Os corvos de alumínio de Francisco Carvalho (Henrique Marques Samyn)


(Poeta Francisco Carvalho)

A precariedade da distribuição de livros no Brasil é um problema que, embora muito conhecido e denunciado, aparentemente permanecerá como tal por longo tempo. A internet, é verdade, representou uma solução para uma parte mínima desse problema: ao menos as grandes livrarias tornaram-se acessíveis para moradores de regiões nas quais elas não se encontram fisicamente presentes, o que assegura que, pelo menos, os lançamentos das maiores editoras estejam disponíveis para boa parte dos leitores brasileiros. Entretanto, a lógica que rege as grandes editoras é mais econômica do que propriamente literária, algo que atinge fatalmente a poesia, gênero literário cujo parco potencial lucrativo é conhecido – de modo que, se inúmeros bons autores estão fora das principais cadeias de distribuição literária, é possível afirmar categoricamente que, em sua maioria, são poetas. Quem perde com isso, é claro, é a literatura brasileira, que sofre com o esquecimento de obras de qualidade incontestável.Toda essa discussão não pode deixar de ser evocada quando se fala sobre um poeta como Francisco Carvalho. Aos oitenta anos, publicou mais de vinte obras, todas inencontráveis nos catálogos das grandes livrarias, a despeito dos dois prêmios de expressão nacional que constam de seu currículo – prêmios Nestlé (1982) e Biblioteca Nacional (1997). Fiel à sua certeza de que prêmios literários são apenas estímulos eventuais, Francisco Carvalho continua escrevendo e publicando uma obra em que transparece um apurado domínio técnico, capaz de transitar pelas mais diversas formas poéticas com resultados, não raro, assombrosos. Leia-se, por exemplo, este:

SONETO DA CONTEMPLAÇÃO

Na vida andei por solitária estrada,
meus caminhos não foram de veludo.
Os deuses nunca me ensinaram tudo
nem que do amor nunca se sabe nada.

Em tua ausência pus os meus cuidados,
todas as horas, todos os minutos.
O mais alto dos galhos onde os frutos
dificilmente podem ser tocados.

Onde pus esperança e pus empenho,
meu sonho ardeu como se ardesse um lenho
entre as chamas do cedro perfumado.

Nada espero do augúrio do adivinho.
Não beberei da espuma do teu vinho
nem serei por teus olhos contemplado.

Esse poema faz parte de Corvos de alumínio (Fortaleza: LCR, 2007), volume que reúne a poesia inédita de Francisco Carvalho, em que se pode atestar a riqueza de seu estro.

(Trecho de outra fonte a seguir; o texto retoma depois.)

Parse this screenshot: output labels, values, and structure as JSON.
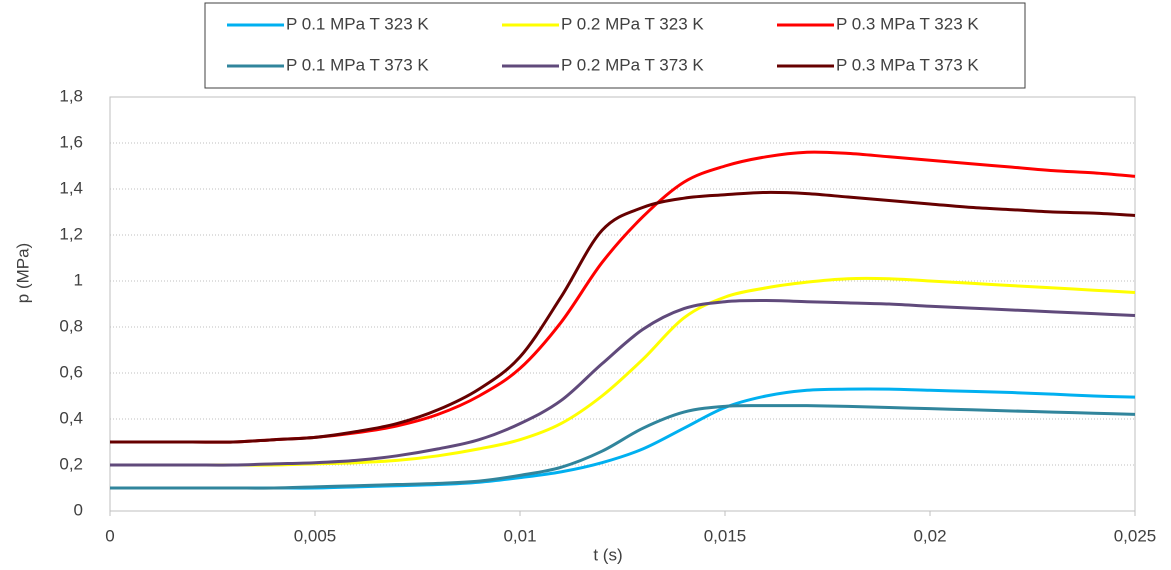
{
  "chart_data": {
    "type": "line",
    "x_label": "t (s)",
    "y_label": "p (MPa)",
    "x": [
      0,
      0.001,
      0.002,
      0.003,
      0.004,
      0.005,
      0.006,
      0.007,
      0.008,
      0.009,
      0.01,
      0.011,
      0.012,
      0.013,
      0.014,
      0.015,
      0.016,
      0.017,
      0.018,
      0.019,
      0.02,
      0.021,
      0.022,
      0.023,
      0.024,
      0.025
    ],
    "series": [
      {
        "name": "P 0.1 MPa T 323 K",
        "color": "#00b0f0",
        "values": [
          0.1,
          0.1,
          0.1,
          0.1,
          0.1,
          0.1,
          0.105,
          0.11,
          0.115,
          0.125,
          0.145,
          0.17,
          0.21,
          0.27,
          0.36,
          0.45,
          0.5,
          0.525,
          0.53,
          0.53,
          0.525,
          0.52,
          0.515,
          0.508,
          0.5,
          0.495
        ]
      },
      {
        "name": "P 0.2 MPa T 323 K",
        "color": "#ffff00",
        "values": [
          0.2,
          0.2,
          0.2,
          0.2,
          0.2,
          0.205,
          0.21,
          0.22,
          0.24,
          0.27,
          0.31,
          0.38,
          0.5,
          0.66,
          0.84,
          0.93,
          0.97,
          0.995,
          1.01,
          1.01,
          1.0,
          0.99,
          0.98,
          0.97,
          0.96,
          0.95
        ]
      },
      {
        "name": "P 0.3 MPa T 323 K",
        "color": "#ff0000",
        "values": [
          0.3,
          0.3,
          0.3,
          0.3,
          0.31,
          0.32,
          0.34,
          0.37,
          0.42,
          0.5,
          0.62,
          0.82,
          1.08,
          1.28,
          1.43,
          1.5,
          1.54,
          1.56,
          1.555,
          1.54,
          1.525,
          1.51,
          1.495,
          1.48,
          1.47,
          1.455
        ]
      },
      {
        "name": "P 0.1 MPa T 373 K",
        "color": "#31859c",
        "values": [
          0.1,
          0.1,
          0.1,
          0.1,
          0.1,
          0.105,
          0.11,
          0.115,
          0.12,
          0.13,
          0.155,
          0.19,
          0.26,
          0.36,
          0.43,
          0.455,
          0.458,
          0.458,
          0.455,
          0.45,
          0.445,
          0.44,
          0.435,
          0.43,
          0.425,
          0.42
        ]
      },
      {
        "name": "P 0.2 MPa T 373 K",
        "color": "#604a7b",
        "values": [
          0.2,
          0.2,
          0.2,
          0.2,
          0.205,
          0.21,
          0.22,
          0.24,
          0.27,
          0.31,
          0.38,
          0.48,
          0.64,
          0.79,
          0.88,
          0.91,
          0.915,
          0.91,
          0.905,
          0.9,
          0.89,
          0.882,
          0.874,
          0.866,
          0.858,
          0.85
        ]
      },
      {
        "name": "P 0.3 MPa T 373 K",
        "color": "#660000",
        "values": [
          0.3,
          0.3,
          0.3,
          0.3,
          0.31,
          0.32,
          0.345,
          0.38,
          0.44,
          0.53,
          0.67,
          0.93,
          1.22,
          1.32,
          1.36,
          1.375,
          1.385,
          1.38,
          1.365,
          1.35,
          1.335,
          1.32,
          1.31,
          1.3,
          1.295,
          1.285
        ]
      }
    ],
    "xlim": [
      0,
      0.025
    ],
    "xticks": [
      0,
      {
        "value": 0.005,
        "label": "0,005"
      },
      {
        "value": 0.01,
        "label": "0,01"
      },
      {
        "value": 0.015,
        "label": "0,015"
      },
      {
        "value": 0.02,
        "label": "0,02"
      },
      {
        "value": 0.025,
        "label": "0,025"
      }
    ],
    "ylim": [
      0,
      1.8
    ],
    "yticks": [
      0,
      {
        "value": 0.2,
        "label": "0,2"
      },
      {
        "value": 0.4,
        "label": "0,4"
      },
      {
        "value": 0.6,
        "label": "0,6"
      },
      {
        "value": 0.8,
        "label": "0,8"
      },
      1,
      {
        "value": 1.2,
        "label": "1,2"
      },
      {
        "value": 1.4,
        "label": "1,4"
      },
      {
        "value": 1.6,
        "label": "1,6"
      },
      {
        "value": 1.8,
        "label": "1,8"
      }
    ],
    "grid": true,
    "legend": "top"
  }
}
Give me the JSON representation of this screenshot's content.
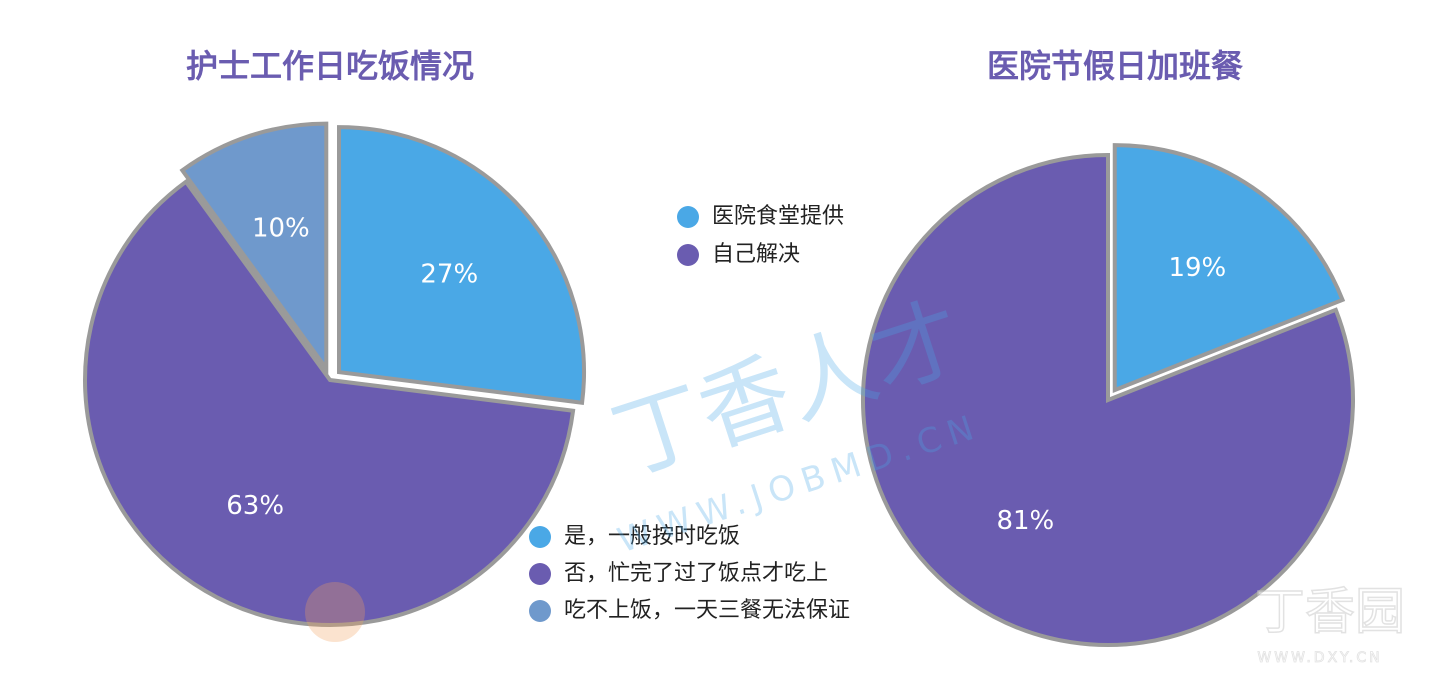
{
  "chart_data": [
    {
      "type": "pie",
      "title": "护士工作日吃饭情况",
      "categories": [
        "是，一般按时吃饭",
        "否，忙完了过了饭点才吃上",
        "吃不上饭，一天三餐无法保证"
      ],
      "values": [
        27,
        63,
        10
      ],
      "value_labels": [
        "27%",
        "63%",
        "10%"
      ],
      "colors": [
        "#4aa8e6",
        "#6a5cb0",
        "#6f99cc"
      ]
    },
    {
      "type": "pie",
      "title": "医院节假日加班餐",
      "categories": [
        "医院食堂提供",
        "自己解决"
      ],
      "values": [
        19,
        81
      ],
      "value_labels": [
        "19%",
        "81%"
      ],
      "colors": [
        "#4aa8e6",
        "#6a5cb0"
      ]
    }
  ],
  "watermark": {
    "brand": "丁香人才",
    "url": "WWW.JOBMD.CN",
    "logo": "丁香园",
    "logo_url": "WWW.DXY.CN"
  }
}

Trata-se, afinal, de um poeta capaz de tematizar as mais díspares dimensões da experiência humana por meio de versos que vão do temário mais concreto, político e telúrico, ao mais abstrato e existencial. Seu sentimento lírico caracteriza-se pela cristalina lucidez com que retrata a condição humana, precária e efêmera, mas, ainda assim, plena de dignidade; é uma poesia que, em outras palavras, trata do Homem em seu mais universal sentido, de suas obras e de sua perene luta pela sobrevivência material e espiritual. Há momentos em que seu lirismo é francamente político:

MENINOS

Os meninos ficaram sem arroz
(os meninos esmagados pelos mísseis).
Os meninos chamaram pelas mães
e lhes pedem brinquedos e carícias.

Os meninos fugiram das granadas
dos campos semeados de explosivos.
Desenterraram bombas do tamanho
dos ovos dos maiores crocodilos.

Os meninos chegaram muito tarde
os meninos tiveram muita sede
os meninos sentiram muito frio.

Os meninos são filhos de leopardo
abrem fendas e escrevem na parede
odes de insônia para um deus sombrio.

Outras vezes, o poeta faz de seus versos diálogos com autores basilares da literatura universal: Camões, Cervantes, Borges. Não obstante, sob essa miríade temática, Francisco Carvalho resguarda seu compromisso essencial com o poético, que parece, na verdade, constituir sua própria forma de ler a história e estar no mundo. Se maior é a poesia que emerge da vida, cabe reiterar que, a despeito das contingências geográficas e mercadológicas, Francisco Carvalho está entre os nossos poetas maiores.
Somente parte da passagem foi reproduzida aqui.